No me pagaban, trabajaba por un plato de comida que me sabía a poco, que nunca conseguía llenarme. Nunca lloré por las noches, y no por falta de penas, sino porque me sabía responsable, no eché las culpas a nadie. Empecé a encontrarme mal, a perder fuerzas, enfermé. No sabía qué hacer, si no podían sustentarme ¿por qué me habían llevado hasta allí? Me sentía una esclava, atrapada en un bucle de tareas y hambre.

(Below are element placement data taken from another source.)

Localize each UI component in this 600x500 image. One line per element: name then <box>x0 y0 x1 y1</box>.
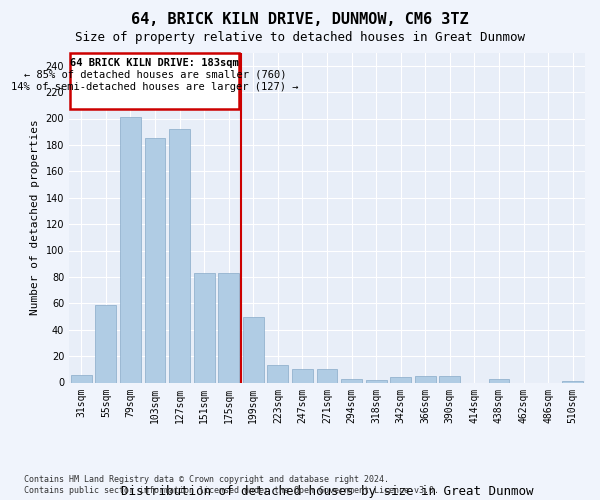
Bar <box>71 374 92 382</box>
Bar <box>145 138 166 382</box>
Text: 14% of semi-detached houses are larger (127) →: 14% of semi-detached houses are larger (… <box>11 82 299 92</box>
Bar <box>218 273 239 382</box>
Text: Size of property relative to detached houses in Great Dunmow: Size of property relative to detached ho… <box>75 31 525 44</box>
Bar <box>317 370 337 382</box>
Bar <box>95 304 116 382</box>
Bar <box>243 316 264 382</box>
Y-axis label: Number of detached properties: Number of detached properties <box>30 120 40 316</box>
Text: ← 85% of detached houses are smaller (760): ← 85% of detached houses are smaller (76… <box>23 70 286 80</box>
FancyBboxPatch shape <box>70 52 239 110</box>
Text: 64, BRICK KILN DRIVE, DUNMOW, CM6 3TZ: 64, BRICK KILN DRIVE, DUNMOW, CM6 3TZ <box>131 12 469 28</box>
Bar <box>120 117 141 382</box>
Bar <box>169 129 190 382</box>
Text: Contains public sector information licensed under the Open Government Licence v3: Contains public sector information licen… <box>24 486 439 495</box>
Bar <box>292 370 313 382</box>
Bar <box>194 273 215 382</box>
X-axis label: Distribution of detached houses by size in Great Dunmow: Distribution of detached houses by size … <box>121 485 533 498</box>
Bar <box>415 376 436 382</box>
Bar <box>562 381 583 382</box>
Bar <box>488 378 509 382</box>
Text: 64 BRICK KILN DRIVE: 183sqm: 64 BRICK KILN DRIVE: 183sqm <box>70 58 239 68</box>
Bar <box>268 366 289 382</box>
Bar <box>365 380 386 382</box>
Text: Contains HM Land Registry data © Crown copyright and database right 2024.: Contains HM Land Registry data © Crown c… <box>24 475 389 484</box>
Bar <box>341 378 362 382</box>
Bar <box>390 377 411 382</box>
Bar <box>439 376 460 382</box>
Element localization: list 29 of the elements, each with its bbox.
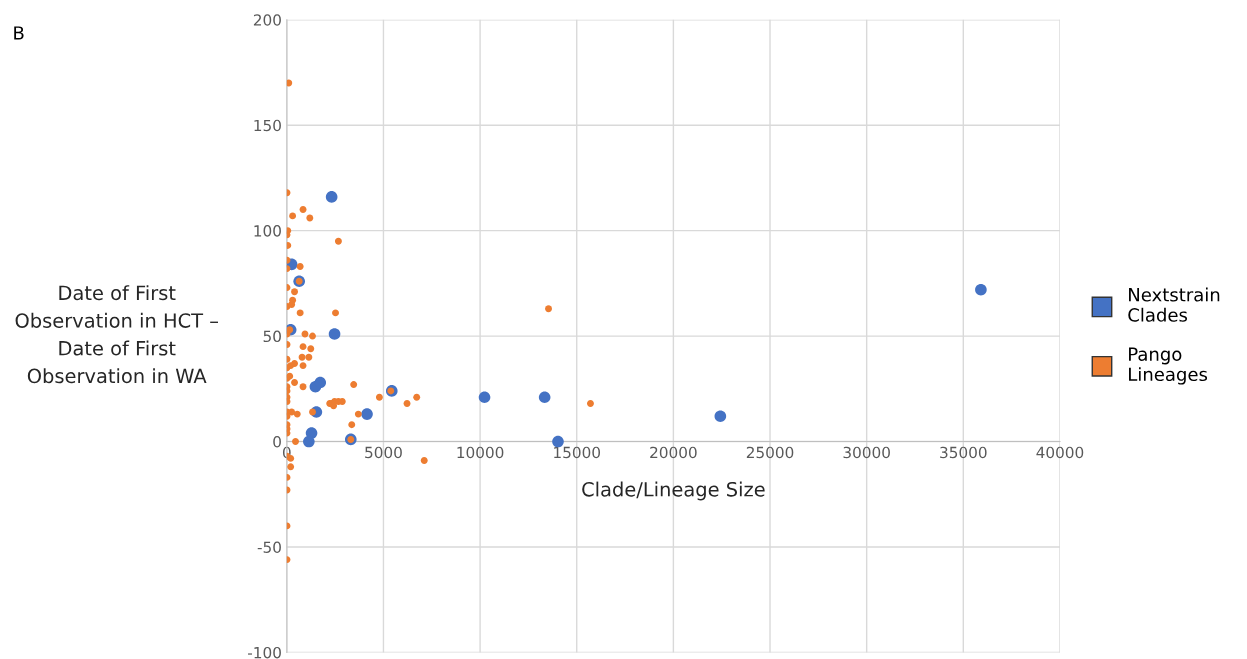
y-tick-label: 150 xyxy=(254,119,281,132)
x-tick-label: 20000 xyxy=(650,446,697,459)
x-axis-title: Clade/Lineage Size xyxy=(582,481,765,501)
y-tick-label: -50 xyxy=(257,541,281,553)
x-tick-label: 35000 xyxy=(940,446,987,459)
x-tick-label: 30000 xyxy=(843,446,890,459)
point xyxy=(361,408,373,420)
x-tick-label: 40000 xyxy=(1036,446,1084,459)
point xyxy=(314,376,327,389)
point xyxy=(538,391,551,404)
x-tick-label: 5000 xyxy=(365,446,402,459)
y-tick-label: 0 xyxy=(273,436,281,448)
legend-label: Pango Lineages xyxy=(1129,347,1208,385)
x-tick-label: 25000 xyxy=(746,446,794,459)
point xyxy=(328,328,341,340)
point xyxy=(303,435,315,448)
point xyxy=(325,191,338,203)
y-axis-title: Date of First Observation in HCT – Date of First Observation in WA xyxy=(15,285,219,384)
x-tick-label: 15000 xyxy=(554,446,601,459)
legend-label: Nextstrain Clades xyxy=(1128,287,1220,322)
point xyxy=(975,283,987,296)
text: B xyxy=(14,26,24,40)
point xyxy=(714,410,727,423)
x-tick-label: 10000 xyxy=(457,446,504,459)
y-tick-label: 50 xyxy=(263,330,281,343)
point xyxy=(478,391,491,404)
y-tick-label: -100 xyxy=(248,646,281,659)
y-tick-label: 200 xyxy=(253,14,281,26)
y-tick-label: 100 xyxy=(254,225,281,237)
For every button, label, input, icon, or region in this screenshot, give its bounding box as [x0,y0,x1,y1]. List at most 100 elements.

Un día, la señora me envió al mercado sola, por primera vez. La de los garbanzos me habló, también por vez primera. Que cada día te veo peor, más pálida, parece que te hubiesen chupado la sangre, la tristeza surge a borbotones de tus ojos, qué te ocurre, chiquilla, ¿no te dan de comer?, ¿te tratan mal?

Entonces me dijo que me fuera con ella, que en su casa no me faltaría alimento, que me pagaría bien. Contesté sí. Pero mis patrones me daban miedo, él, tan señorito, mucho más joven que la señora, con esa mirar por encima del hombro, y ella, firme, impetuosa. Pero supe que si continuaba allí, moriría, y me planté. A mis doce años recién cumplidos hice la maleta y partí.

Nunca volví a ver a esa familia, pero, sesenta años después, todavía los recuerdo.